Кончилась зима, прошла весна, стало над селом тяжелое жаркое лето. Дождей не было с конца мая, и хлеба стояли низкие, худые. Откуда-то с юга налетали быстрые горячие ветры, свободно раскатывались по ровным полям, вздымая к небу сухую горькую пыль. Солнце густо просаливало рубахи мужиков, выбеливало бабьи косынки, разгоняло с улицы все живое. По ночам стояла тяжелая неподвижная духота, дома топорщились раскрытыми створками окон, молчали даже собаки, утомленные небывалой жарой. По вечерам все жадно припадали к приемникам, слушали сводки погоды, гадали, когда пойдут дожди. Дожди были обещаны уже дважды, но то ли врало радио, то ли иссякали они где-то по пути. Собирались по вечерам черно одетые старухи, раскрывали засаленные Евангелия, нестройно бубнили слабыми голосами:

– Итак, братия, будьте долготерпеливы до пришествия Господня. Вот земледелец ждет драгоценного плода от земли и для него терпит долго, пока получит дождь ранний и поздний. Долготерпите и вы, укрепите сердца ваши; потому что пришествие Господне приближается...
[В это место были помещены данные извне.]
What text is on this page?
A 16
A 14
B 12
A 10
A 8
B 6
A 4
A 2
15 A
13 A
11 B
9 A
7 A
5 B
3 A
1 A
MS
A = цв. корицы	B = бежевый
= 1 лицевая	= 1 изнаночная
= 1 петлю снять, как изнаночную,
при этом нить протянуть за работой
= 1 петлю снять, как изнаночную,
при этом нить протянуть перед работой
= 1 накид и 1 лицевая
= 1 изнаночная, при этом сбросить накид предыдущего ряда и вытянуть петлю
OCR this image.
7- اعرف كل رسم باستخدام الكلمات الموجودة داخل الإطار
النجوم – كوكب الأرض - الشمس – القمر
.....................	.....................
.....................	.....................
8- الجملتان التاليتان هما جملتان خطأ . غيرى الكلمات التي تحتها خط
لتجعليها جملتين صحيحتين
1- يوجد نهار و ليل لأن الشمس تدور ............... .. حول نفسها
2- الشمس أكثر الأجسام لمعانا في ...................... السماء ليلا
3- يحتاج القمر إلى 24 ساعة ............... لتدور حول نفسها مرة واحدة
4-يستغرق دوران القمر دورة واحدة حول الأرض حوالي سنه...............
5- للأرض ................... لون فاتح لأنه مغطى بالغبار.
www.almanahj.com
Застав однажды у себя такое сборище, Афанасий Казаков, могучий старик с красивым коричневым лицом, с минуту прислушивался к этому бормотанию и вдруг рявкнул:

– Ах вы, сучки чернохвостые, чего мелете? К долготерпению призываете, на господа надеетесь?! Тут и так с души воротит, а вы еще... А ну, геть отсюда, и чтобы мертвечины этой я больше не слыхал!

– Да ты что, отец, – укоризненно начала его жена, – не гневи бога...

– Вот, мать вашу с вашим богом! – затрясся Афанасий, хватаясь за стул, и старухи, подобрав юбки, кинулись к двери, испуганно крестясь и бормоча под нос:

– Свят, свят, господи...

Злобилась деревня, готовилась к скудной зиме, на ходу перекраивала давно выношенные планы. Начали весной строить крытый ток, а сейчас бросили: денег не хватало. Отказались от двух уже присланных машин – долги и без того намечались немалые. И в домах кроили и так, и эдак, покупали только самое необходимое. По утрам оглядывали синее, жаркое уже небо, тоскливо думали: когда же дождь?

Не было дождей.

И черные старухи пугали друг друга осторожным шепотом:

– Препояшьтесь вретищем и власяницами, оплакивайте сыновей ваших и болезнуйте; потому что приближается ваша погибель. Послан на вас меч, – и кто отклонит его? Послан на вас огонь, – кто угасит его? Посланы на вас бедствия, – и кто отвратит их?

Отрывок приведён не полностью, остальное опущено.